I have the following problem. Given this function
$E[\pi] = (1-r)[\alpha b- (1-p)C-K]+T $
I would like to find the maximum w.r.t. $r$ given this constraint:
$U = (1-r)b-T \geq 0$.
It is an economic problem that I am formalizing, but this is not relevant to its solution, I am only interested in the mathematical resolution of the problem. I provide some background. Our variable $r$ is a number between $0$ and $1$, $p$ is some probability, $\alpha,b,C,K$ and $T$ are all positive constants. If it is useful for the resolution of the problem, we can also assume that $\alpha$ is between $0$ and $1$. An important assumption (namely, assumption $\&$) is that $(1-p)C+K>\alpha b$. Readers used to economics may recognize that the objective function is a sort of expected profit and the constraint is a sort of expected utility. I tried with Kuhn-Tucker, but with miserable results since deriving w.r.t. $r$ does not yield any expression with $r$.
Now I'm following a more intuitive approach. I start by assuming that $U=0$ is the constraint, then I can find an expression for $r$ from the constraint and I substitute it in the target function. After easy steps, I get this
$T \frac{\alpha b - (1-p)C-K}{b} + T$.
At this point, I can use assumption $\&$ to conclude that the first $T$ above will be negative, but I'm not able to conclude whether it will be lower, equal or higher to/than the second $T$ because it is multiplied by some constant.
At this point I'm stuck. I do not know if my approach can work. Could you please suggest a nicer way to proceed? I am on the right track or it's a dead end?

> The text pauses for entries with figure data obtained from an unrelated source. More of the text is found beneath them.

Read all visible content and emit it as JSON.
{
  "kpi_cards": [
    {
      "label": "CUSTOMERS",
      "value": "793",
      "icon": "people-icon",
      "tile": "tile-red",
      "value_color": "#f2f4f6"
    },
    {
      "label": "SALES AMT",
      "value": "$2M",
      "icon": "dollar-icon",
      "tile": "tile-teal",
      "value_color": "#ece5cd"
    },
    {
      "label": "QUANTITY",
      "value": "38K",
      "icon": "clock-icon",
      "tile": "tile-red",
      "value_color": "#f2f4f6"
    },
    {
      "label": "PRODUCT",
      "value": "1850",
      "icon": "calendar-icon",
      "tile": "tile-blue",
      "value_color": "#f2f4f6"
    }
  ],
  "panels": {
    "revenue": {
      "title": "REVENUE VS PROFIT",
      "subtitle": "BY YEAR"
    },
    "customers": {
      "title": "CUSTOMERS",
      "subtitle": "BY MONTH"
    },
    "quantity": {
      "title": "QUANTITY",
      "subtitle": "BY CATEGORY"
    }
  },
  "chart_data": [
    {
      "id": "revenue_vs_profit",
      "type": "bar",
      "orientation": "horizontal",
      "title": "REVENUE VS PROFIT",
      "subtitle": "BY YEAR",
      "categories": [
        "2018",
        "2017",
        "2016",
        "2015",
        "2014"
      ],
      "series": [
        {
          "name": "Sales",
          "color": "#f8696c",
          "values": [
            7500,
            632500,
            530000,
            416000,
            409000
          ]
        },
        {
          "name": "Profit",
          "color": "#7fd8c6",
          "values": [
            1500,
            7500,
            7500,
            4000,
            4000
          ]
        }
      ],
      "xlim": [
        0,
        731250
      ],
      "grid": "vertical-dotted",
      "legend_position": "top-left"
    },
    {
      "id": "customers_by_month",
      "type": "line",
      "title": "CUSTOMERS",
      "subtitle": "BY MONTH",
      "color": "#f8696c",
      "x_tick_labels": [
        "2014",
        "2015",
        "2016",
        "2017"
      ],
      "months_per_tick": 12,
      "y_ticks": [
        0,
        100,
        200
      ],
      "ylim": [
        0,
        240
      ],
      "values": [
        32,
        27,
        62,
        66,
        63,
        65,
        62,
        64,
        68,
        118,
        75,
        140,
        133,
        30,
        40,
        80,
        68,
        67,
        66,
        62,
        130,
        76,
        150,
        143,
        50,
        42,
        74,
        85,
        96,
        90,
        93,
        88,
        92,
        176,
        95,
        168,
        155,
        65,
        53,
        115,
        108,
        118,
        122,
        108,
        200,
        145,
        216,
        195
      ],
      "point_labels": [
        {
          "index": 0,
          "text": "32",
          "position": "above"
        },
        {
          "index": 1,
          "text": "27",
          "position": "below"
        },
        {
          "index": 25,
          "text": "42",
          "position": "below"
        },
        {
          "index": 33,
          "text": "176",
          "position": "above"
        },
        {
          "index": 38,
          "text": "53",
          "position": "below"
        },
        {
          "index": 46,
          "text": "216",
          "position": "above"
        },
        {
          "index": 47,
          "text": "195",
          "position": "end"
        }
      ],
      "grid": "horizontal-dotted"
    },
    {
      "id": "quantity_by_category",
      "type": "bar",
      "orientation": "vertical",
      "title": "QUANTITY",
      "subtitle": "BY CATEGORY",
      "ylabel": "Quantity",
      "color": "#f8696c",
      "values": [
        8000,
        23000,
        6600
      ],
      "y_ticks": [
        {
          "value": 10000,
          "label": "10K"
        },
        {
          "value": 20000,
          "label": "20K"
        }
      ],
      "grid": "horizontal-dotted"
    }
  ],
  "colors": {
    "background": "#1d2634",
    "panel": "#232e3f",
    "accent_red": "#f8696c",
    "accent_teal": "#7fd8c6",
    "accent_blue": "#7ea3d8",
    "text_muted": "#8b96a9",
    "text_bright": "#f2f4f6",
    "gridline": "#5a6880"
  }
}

For the admin: This is a new post since the old one was blocked because it lacked many information. I hope that in its current form it is acceptable to start a discussion. Let me know if I need to add anything else. Thank you.
Hint.
Calling $\phi = (1-p)C+K-\alpha b\gt 0$ and considering
$$ U = (1-r)b-T \geq 0\Rightarrow r \le 1-\frac Tb $$
we can formulate the problem as
$$ \min_r (r-1)\phi+T,\ \ \text{s. t.}\ \ \cases{r\ge 0\\ r\le1-\frac Tb} $$
now as $(r-1)\phi+T$ is linear, the solution is one of the set
$$ \left\{T-\phi,T-\phi\frac Tb\right\} $$